In the new case filed by the ISO, it alleges that the unnamed company manipulated the market through the “economic withholding” of power. That is, by deliberately withdrawing energy from the market, the company could then charge excessively high prices.
As this latest allegation came to light, regulators were quick to emphasize that these are isolated cases. “It is not indicative of a broader trend,” argued Jeff McDonald, the ISO’s manager of market analysis and mitigation. “This is really an isolated circumstance.” This is far from the case.
The FERC has conducted 11 probes of alleged manipulation since January 2011. It recently reached a record $245 million settlement with Constellation Energy Commodities Group for allegedly manipulating energy markets in New York, New England, and Ontario. The agency is also investigating Deutsche Bank AG.
In January, the FERC charged three Maine companies—Lincoln Paper & Tissue, the Rumford Paper Co., Competitive Energy Services, and energy consultant Richard Silkman—with defrauding a regional program intended to promote energy conservation to the tune of $3.4 million.
The Day-Ahead Load Reduction Program of the ISO-New England was designed to promote energy conservation. When demand on the grid is high, the ISO has an agreement with particular end-users that they will decrease their energy consumption in exchange for a fee. These “demand-response” participants pledge a day ahead to reduce wattage if needed.
To determine whether demand-response participants have actually reduced their power consumption, the ISO examines the energy records of the company over the course of a week to establish an energy baseline. The Maine companies allegedly increased their power consumption during the week that the ISO identified the baseline, then shifted back to their regular energy use making it appear to the ISO that they had cut back their energy and were therefore eligible for demand-response payments.
Constellation NewEnergy, whose parent company is Constellation Energy, acted as the middleman between the ISO and the Maine firms during the period of alleged fraud, although the FERC denies that the company was aware of the fraudulent practices.
At a recent meeting this summer at the Platts Energy Podium in Washington, FERC chairman Jon Wellinghoff emphasized the non-partisan nature of the body. “I think most of us leave any partisan affiliation at the door.
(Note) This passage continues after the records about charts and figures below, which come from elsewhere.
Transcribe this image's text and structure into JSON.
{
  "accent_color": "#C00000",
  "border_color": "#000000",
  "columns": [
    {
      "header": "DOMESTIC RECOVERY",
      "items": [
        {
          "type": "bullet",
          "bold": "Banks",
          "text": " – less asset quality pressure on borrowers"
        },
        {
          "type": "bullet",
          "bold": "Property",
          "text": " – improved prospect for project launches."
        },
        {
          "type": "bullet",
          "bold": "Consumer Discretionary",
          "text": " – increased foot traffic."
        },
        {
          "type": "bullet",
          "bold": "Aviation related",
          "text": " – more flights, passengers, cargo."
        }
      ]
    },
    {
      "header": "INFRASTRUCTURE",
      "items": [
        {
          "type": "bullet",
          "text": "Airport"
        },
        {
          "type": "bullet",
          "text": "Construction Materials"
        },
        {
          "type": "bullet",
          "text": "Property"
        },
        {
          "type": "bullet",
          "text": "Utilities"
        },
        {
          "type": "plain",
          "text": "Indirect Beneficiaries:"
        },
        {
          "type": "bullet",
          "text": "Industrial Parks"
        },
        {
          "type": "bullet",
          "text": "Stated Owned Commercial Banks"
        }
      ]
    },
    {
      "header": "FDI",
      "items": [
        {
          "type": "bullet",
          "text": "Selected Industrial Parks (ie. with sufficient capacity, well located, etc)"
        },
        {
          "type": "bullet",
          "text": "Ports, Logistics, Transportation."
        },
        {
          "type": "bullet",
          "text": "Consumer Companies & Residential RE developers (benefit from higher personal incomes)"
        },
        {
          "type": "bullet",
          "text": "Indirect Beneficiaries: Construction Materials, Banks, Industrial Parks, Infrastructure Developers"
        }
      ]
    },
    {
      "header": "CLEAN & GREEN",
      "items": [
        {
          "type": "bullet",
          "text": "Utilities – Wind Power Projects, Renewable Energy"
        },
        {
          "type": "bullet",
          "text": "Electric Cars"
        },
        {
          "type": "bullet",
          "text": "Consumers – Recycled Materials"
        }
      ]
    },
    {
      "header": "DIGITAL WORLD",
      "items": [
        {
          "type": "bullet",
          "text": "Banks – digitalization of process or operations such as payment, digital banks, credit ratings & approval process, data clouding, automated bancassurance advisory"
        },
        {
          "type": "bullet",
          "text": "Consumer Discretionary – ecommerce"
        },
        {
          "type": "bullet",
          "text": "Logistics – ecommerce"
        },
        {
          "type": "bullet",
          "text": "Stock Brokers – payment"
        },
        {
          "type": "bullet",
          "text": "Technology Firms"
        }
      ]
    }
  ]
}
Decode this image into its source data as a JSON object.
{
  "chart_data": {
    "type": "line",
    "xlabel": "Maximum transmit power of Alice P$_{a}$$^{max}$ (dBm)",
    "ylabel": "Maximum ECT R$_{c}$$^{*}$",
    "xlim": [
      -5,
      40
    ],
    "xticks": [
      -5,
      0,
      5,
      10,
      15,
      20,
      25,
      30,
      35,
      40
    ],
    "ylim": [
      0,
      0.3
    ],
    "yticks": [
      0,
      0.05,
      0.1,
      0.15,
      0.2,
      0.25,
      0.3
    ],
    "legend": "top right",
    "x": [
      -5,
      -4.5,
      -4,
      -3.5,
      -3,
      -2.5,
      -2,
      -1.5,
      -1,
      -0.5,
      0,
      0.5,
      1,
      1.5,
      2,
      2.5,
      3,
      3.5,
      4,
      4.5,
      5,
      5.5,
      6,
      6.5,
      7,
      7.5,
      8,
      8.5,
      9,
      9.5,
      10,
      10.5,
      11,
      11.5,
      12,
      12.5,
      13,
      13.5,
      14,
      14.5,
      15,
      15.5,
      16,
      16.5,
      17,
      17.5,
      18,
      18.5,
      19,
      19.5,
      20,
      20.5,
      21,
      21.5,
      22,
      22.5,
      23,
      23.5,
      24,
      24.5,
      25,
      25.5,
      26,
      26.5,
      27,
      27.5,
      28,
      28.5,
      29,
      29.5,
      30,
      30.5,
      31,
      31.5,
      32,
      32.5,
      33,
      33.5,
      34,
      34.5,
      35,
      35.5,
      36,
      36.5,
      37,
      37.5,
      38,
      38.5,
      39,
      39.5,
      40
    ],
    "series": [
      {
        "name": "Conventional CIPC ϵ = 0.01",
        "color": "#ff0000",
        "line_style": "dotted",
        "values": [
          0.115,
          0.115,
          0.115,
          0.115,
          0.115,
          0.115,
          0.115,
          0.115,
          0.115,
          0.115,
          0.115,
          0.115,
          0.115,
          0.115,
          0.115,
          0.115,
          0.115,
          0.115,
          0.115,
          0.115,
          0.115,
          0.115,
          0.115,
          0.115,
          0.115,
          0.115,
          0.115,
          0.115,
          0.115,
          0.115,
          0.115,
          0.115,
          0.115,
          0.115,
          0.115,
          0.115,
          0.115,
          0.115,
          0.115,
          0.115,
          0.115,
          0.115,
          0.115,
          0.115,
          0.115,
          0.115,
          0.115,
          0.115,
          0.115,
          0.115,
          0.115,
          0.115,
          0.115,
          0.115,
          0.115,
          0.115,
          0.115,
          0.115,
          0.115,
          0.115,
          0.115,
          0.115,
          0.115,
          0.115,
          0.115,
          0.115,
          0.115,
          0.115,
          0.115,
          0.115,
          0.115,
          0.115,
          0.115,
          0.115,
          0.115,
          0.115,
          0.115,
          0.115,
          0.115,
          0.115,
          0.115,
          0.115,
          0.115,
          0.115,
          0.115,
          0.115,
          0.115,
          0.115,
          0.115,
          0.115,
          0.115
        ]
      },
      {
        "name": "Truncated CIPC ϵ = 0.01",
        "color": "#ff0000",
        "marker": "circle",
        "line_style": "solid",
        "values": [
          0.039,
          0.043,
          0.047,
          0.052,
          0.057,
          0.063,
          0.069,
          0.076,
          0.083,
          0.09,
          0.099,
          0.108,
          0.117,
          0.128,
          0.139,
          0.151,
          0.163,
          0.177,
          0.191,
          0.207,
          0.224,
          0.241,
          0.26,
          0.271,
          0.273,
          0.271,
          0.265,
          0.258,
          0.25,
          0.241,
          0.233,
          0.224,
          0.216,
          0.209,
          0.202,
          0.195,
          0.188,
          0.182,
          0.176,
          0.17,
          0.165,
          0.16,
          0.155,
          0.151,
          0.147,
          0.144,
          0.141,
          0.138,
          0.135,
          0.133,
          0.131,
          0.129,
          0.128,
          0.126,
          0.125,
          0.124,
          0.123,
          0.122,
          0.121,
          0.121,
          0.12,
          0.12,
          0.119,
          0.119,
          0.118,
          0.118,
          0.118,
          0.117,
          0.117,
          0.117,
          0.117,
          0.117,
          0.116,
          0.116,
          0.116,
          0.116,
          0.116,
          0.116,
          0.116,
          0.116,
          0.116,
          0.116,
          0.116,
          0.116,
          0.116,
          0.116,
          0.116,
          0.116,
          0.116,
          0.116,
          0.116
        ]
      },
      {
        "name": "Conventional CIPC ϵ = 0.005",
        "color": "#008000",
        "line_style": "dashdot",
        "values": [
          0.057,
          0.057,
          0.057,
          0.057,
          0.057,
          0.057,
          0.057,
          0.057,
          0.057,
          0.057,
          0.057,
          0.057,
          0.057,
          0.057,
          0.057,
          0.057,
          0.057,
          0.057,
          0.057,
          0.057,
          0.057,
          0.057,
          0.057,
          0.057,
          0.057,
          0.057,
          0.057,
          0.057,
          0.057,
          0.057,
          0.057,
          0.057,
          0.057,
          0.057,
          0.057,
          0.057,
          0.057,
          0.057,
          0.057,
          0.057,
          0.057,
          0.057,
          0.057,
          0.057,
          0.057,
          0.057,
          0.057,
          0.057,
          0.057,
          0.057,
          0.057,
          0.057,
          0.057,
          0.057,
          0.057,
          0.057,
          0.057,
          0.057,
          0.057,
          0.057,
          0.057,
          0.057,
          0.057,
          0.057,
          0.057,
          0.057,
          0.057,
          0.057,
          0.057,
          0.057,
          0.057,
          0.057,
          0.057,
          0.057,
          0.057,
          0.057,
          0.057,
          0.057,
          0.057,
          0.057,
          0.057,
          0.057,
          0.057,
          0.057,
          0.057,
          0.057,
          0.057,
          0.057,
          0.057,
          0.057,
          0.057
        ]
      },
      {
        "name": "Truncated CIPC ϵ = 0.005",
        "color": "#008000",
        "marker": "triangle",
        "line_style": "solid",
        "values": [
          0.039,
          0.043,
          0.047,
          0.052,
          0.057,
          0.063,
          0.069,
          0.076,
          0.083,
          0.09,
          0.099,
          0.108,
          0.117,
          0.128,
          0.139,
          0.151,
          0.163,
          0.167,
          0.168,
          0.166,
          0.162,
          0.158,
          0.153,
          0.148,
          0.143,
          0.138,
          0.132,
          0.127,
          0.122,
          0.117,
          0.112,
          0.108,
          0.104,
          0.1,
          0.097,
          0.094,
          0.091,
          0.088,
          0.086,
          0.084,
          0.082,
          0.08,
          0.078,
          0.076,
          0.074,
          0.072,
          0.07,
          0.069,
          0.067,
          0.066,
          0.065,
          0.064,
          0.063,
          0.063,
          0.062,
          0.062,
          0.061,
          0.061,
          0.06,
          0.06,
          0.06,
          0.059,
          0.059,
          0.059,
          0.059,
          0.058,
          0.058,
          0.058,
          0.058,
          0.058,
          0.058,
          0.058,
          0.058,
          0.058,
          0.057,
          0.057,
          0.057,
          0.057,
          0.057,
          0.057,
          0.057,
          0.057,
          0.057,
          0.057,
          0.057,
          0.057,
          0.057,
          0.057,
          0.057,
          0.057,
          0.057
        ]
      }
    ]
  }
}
Any change in administration is not going to have any impact. Both Republicans and Democrats agree, I think, that markets are good…and they are better when they are more efficient.”
Indeed, whether Republicans or Democrats are elected next November, energy production will remain driven by corporate profits rather than the social needs of the working class. Such a motive is at the root of decades of privatizations, a policy pursued unequivocally by both big business parties in every sector of the economy with catastrophic consequences for the vast majority of the working population.